Fez, a new indie platformer hitting Xbox Live Arcade from Polytron Corporation

Technical glitches
Some of the “bugs” in Fez are deliberate. As the story goes on, parts of key levels dissolve into “black holes,” obstacles that eat Gomez up if he tries to jump through them. There are also a few kicking-down-the-fourth-wall moments: If it looks like your console is rebooting or dropping into a debug mode, just relax and hold on for a few seconds (although Metal Gear Solid has probably immunized most of us against those kinds of stunts by now)….

Unfortunately, some other bugs got there the usual way. During longer play sessions, Fez seems to suffer from caching problems or memory leakage. When it transitions between stages, there’s usually supposed to be a smooth camera pan from one area to another that shows the new level gradually coming into focus. These transitions get more and more stuttery as the game goes on. Occasionally it has to give up on the fancy camera work altogether and drop out to a simple loading screen.

Once in a while, the refresh rate takes a hard skip during gameplay too, usually coinciding with an automatic save. It’s irritating when that little stop-start also happens at the same moment as a critical jump. This isn’t as inconvenient as it could have been (the consequences of death in Fez are hardly worth mentioning), but it’s something that should have been polished up before launch.

CONCLUSION

Hopefully, an update will take care of those issues soon, but otherwise, Fez delivers as advertised. This is a fun blend of classic and modern ideas: pixel graphics meet polygons and special effects, 2D gameplay meets a 3D world, twitchy reflex action meets a relaxed, easy pace.

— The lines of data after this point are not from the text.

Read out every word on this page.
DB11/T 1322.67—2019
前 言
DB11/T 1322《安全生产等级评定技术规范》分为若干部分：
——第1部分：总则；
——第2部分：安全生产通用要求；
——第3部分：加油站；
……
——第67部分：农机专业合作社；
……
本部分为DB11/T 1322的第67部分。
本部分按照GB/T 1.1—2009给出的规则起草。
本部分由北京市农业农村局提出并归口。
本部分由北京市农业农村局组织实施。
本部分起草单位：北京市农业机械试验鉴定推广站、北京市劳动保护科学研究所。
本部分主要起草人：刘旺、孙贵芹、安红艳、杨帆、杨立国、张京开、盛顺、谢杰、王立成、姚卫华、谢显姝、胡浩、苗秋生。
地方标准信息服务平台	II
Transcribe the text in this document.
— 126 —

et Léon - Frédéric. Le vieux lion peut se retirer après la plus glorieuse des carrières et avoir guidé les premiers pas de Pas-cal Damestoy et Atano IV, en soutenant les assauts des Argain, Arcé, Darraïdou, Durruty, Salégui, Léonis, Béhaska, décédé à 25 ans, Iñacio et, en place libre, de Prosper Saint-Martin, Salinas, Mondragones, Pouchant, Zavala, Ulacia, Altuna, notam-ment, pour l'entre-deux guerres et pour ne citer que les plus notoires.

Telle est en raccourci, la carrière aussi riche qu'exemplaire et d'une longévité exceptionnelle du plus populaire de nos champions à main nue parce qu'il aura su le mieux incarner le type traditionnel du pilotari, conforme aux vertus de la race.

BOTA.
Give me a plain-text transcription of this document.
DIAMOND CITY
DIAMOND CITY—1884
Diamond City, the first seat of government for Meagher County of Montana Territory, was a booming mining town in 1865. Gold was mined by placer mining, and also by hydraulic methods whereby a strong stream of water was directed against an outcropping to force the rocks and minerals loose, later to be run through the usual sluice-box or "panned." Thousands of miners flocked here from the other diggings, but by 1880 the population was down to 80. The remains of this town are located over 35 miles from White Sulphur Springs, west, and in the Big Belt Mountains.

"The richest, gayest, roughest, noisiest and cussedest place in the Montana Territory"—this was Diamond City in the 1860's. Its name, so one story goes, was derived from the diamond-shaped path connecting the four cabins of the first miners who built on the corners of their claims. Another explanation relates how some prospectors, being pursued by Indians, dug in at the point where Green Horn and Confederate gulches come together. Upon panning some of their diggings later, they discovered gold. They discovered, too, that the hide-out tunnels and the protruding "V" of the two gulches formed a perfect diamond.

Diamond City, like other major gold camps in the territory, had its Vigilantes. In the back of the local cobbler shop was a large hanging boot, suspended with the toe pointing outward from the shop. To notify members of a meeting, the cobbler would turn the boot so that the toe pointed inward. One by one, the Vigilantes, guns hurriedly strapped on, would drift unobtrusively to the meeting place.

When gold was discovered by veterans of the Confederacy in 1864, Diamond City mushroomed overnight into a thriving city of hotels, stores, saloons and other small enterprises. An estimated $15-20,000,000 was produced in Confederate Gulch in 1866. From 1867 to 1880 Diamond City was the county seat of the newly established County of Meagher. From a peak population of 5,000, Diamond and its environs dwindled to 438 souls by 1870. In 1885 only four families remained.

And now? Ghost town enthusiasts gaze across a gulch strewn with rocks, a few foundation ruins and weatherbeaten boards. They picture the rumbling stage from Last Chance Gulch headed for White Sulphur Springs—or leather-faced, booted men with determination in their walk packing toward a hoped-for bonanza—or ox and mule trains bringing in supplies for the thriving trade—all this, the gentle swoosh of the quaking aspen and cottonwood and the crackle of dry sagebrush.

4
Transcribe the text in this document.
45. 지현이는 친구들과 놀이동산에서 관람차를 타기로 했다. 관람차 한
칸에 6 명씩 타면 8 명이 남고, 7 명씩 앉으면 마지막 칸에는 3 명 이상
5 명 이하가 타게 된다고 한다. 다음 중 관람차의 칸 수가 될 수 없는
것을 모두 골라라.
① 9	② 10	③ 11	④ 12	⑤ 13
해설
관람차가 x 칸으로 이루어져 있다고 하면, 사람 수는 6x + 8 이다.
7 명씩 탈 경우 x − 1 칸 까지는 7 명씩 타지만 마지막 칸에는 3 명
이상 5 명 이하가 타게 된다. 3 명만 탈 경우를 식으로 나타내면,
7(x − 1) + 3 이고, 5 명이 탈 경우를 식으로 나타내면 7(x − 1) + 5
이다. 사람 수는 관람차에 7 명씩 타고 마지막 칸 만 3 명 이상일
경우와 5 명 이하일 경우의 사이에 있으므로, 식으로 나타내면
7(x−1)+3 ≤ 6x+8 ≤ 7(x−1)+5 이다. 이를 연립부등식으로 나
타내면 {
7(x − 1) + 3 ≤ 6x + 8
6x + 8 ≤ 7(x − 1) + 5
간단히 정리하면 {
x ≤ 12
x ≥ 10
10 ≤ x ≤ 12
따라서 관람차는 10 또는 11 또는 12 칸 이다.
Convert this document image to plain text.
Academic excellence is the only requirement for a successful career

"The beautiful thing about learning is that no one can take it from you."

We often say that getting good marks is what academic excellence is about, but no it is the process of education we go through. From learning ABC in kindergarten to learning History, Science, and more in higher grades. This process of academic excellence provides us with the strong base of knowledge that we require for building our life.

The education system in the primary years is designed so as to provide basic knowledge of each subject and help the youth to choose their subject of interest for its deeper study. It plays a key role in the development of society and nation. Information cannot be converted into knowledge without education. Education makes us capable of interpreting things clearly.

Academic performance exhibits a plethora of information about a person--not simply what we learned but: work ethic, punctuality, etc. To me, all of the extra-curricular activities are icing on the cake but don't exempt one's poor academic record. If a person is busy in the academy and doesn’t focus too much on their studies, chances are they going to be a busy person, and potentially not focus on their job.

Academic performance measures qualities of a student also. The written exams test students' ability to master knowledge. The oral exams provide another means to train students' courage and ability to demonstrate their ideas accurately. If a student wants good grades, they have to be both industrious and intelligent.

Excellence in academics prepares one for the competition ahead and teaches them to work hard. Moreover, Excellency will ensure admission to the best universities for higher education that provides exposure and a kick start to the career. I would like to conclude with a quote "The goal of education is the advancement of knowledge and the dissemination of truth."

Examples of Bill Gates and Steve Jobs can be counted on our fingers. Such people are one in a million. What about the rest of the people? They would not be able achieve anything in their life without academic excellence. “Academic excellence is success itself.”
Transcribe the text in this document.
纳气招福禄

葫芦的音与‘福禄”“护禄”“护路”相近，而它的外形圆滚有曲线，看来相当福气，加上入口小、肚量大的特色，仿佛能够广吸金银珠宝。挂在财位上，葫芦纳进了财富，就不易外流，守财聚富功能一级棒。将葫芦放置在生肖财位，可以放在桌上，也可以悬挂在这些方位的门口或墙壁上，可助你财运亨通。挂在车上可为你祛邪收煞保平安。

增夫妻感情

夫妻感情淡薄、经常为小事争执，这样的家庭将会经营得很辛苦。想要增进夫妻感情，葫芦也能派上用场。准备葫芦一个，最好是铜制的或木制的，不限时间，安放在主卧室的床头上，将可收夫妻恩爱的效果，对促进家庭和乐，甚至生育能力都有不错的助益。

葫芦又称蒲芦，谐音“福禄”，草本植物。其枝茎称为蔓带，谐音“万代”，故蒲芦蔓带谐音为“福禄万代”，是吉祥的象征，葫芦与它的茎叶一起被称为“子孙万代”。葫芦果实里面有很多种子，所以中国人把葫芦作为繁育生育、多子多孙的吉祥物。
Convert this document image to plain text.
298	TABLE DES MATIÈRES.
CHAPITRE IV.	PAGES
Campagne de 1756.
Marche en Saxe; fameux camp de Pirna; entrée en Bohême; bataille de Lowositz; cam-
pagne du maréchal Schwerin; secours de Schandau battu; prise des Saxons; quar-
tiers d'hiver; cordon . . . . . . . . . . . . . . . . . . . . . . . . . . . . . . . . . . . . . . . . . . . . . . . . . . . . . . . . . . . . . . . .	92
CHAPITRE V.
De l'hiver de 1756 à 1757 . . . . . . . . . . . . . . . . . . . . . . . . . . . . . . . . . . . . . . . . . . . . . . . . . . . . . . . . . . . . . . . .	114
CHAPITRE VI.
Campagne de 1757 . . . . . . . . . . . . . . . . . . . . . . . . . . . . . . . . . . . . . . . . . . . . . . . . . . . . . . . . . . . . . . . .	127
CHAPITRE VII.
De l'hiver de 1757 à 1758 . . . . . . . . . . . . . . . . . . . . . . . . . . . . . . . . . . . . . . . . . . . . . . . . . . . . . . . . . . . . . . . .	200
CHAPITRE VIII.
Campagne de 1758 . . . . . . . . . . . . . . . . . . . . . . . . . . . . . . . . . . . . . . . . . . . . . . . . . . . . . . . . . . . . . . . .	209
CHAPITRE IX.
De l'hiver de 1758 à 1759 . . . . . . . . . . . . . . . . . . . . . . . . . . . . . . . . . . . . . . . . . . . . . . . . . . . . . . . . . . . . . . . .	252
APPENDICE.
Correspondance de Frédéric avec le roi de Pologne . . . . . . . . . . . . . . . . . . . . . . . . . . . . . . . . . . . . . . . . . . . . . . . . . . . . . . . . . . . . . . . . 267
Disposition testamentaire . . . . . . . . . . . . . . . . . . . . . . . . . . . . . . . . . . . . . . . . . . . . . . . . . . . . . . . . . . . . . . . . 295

There’s something to be said for that last part in particular. It’s a neat trick for a game to dish out a real challenge without inflicting a lot of stress in the process. This is not something we see very often, and it would be nice if developers could replicate this experience more frequently.

Score: 83/100

Fez will be released on April 13, 2012 for the Xbox 360. A download code was provided by the publisher for the purpose of this review.